South African youth hit hard by COVID-19

26 June 2020 | Story Supplied. Photo Segopotso Makhutja / Pexels. Read time 5 min.
30% of young people said they had lost money because of the lockdown and 28% borrowed money as a result of the lockdown, putting them deeper in debt.
30% of young people said they had lost money because of the lockdown and 28% borrowed money as a result of the lockdown, putting them deeper in debt.

Over 60% of young people aged between 18 and 34 in South Africa are “very worried” about COVID-19, with many of them uncertain about the future and if there will be jobs for them. These are some of the findings of a survey conducted recently by the University of Cape Town (UCT) Graduate School of Business’s Bertha Centre for Social Innovation and Entrepreneurship, in association with youth organisation Lucha Lunako and partners M4 Jam, Skills Empire and Simanye.

“The survey is of significance as it reveals how the virus is impacting on South Africa’s youth, an extremely vulnerable segment of our population,” said Dr Solange Rosa, director of the Bertha Centre, the first academic centre in Africa dedicated to advancing social innovation and entrepreneurship.

A total of 814 young people were polled between 22 May and 9 June 2020 to find out the consequences of the COVID-19 lockdown for them. Respondents came from across the country, with 88% being African, 5% being coloured, 5% being white and 2% of Indian descent.

 

“The survey shows that there is a need to acknowledge that young people are facing a disproportionately more uncertain future than those people who have had the time to develop skills and start on their careers.”

Some of the key insights of the survey are that 30% of young people said they had lost money because of the lockdown, with 28% admitting to having borrowed money as a result of the lockdown, putting them deeper in debt. A total of 32% said their finances had been impacted because they could not go out to look for work, revealing that many young people are experiencing more financial challenges.

“The survey shows that there is a need to acknowledge that young people are facing a disproportionately more uncertain future than those people who have had the time to develop skills and start on their careers,” said Alana Bond, co-founder of Lucha Lunako, a social enterprise which explores ways to promote youth employment and skills development through collaboration, partnerships and innovation.
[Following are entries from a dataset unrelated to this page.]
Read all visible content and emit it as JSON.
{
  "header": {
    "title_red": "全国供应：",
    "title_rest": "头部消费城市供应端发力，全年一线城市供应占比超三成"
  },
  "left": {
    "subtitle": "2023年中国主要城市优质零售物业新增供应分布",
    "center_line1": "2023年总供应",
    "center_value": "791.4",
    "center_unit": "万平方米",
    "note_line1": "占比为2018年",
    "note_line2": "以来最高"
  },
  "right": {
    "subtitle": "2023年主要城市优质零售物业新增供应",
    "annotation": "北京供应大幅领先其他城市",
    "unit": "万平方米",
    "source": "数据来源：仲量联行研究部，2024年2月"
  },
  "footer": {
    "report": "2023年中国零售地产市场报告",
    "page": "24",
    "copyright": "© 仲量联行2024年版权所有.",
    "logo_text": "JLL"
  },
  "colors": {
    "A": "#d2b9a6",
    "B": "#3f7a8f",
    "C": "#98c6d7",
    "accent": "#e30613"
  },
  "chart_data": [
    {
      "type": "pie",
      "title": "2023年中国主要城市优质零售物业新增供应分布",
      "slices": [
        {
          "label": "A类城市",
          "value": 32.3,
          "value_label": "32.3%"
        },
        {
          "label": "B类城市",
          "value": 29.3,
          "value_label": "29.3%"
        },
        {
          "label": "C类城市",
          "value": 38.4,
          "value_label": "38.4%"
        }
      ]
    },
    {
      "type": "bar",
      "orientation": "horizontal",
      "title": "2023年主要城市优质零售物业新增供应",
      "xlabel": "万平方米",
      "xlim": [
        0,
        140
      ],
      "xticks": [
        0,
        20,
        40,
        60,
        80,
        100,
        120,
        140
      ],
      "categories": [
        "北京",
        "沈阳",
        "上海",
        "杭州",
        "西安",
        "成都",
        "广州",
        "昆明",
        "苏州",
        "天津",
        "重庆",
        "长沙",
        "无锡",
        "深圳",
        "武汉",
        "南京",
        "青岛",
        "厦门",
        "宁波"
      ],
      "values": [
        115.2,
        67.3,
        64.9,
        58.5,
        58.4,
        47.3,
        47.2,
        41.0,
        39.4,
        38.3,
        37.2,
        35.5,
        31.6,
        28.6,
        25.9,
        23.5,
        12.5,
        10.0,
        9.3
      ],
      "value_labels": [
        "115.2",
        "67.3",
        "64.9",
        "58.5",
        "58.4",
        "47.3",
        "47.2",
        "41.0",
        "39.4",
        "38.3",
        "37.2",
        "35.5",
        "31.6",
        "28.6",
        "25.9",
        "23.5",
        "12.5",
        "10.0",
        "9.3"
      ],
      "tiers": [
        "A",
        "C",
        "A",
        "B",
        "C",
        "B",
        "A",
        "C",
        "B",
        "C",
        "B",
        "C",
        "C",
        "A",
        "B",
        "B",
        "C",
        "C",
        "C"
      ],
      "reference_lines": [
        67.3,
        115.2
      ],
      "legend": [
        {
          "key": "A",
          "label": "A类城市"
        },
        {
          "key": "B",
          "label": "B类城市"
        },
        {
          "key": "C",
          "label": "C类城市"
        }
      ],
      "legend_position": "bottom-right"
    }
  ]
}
South Africa’s greatest challenge

Other interesting findings were that more than half of those polled felt uncertain about their future and were frustrated by the inability to plan ahead. Almost a quarter of those polled said they had not finished learning important skills that they would need for jobs, with 50% saying that having access to free online courses would help them to move forward. A large number lamented the fact that data was expensive and 24% said they had no access to Wi-Fi.

Rosa said the survey’s findings were especially important considering South Africa’s high youth unemployment figure, which currently stands at just over 58%, according to Statistics South Africa. This is up 3.4% from the previous year and especially troubling considering that 35% of young people polled in the survey said they had received no food assistance in their communities.

In his recent address to the nation, President Cyril Ramaphosa said that COVID-19 had exacerbated the problems young South Africans face and called youth unemployment the country’s “greatest challenge”.

Interestingly, 58% of young people said they would really like to read, hear or watch people talk about how to become motivated about the future as well as get practical tips for planning for their future. A large number (49%) said they would like to connect with a mentor or with groups focusing on motivating the youth, specifically about their futures. They also showed a strong interest in being more active in their communities, with the majority interested in sharing information about the virus, as well as helping and becoming change-makers within their communities (47%).

This shows that there needs to be more of a focus on providing practical and meaningful content that provides tried and tested solutions for moving young people towards their future, said Bond.

“This is not about (only) providing technical skills, but is also about providing places to discuss and motivate young people around what the future can look like.”

She added, “We must take note that many young people have lost income and are saddled with student and other types of debt and now have to borrow even more money to survive. Financial solutions have to be developed and other solutions, like cheaper data and online learning platforms must be explored.”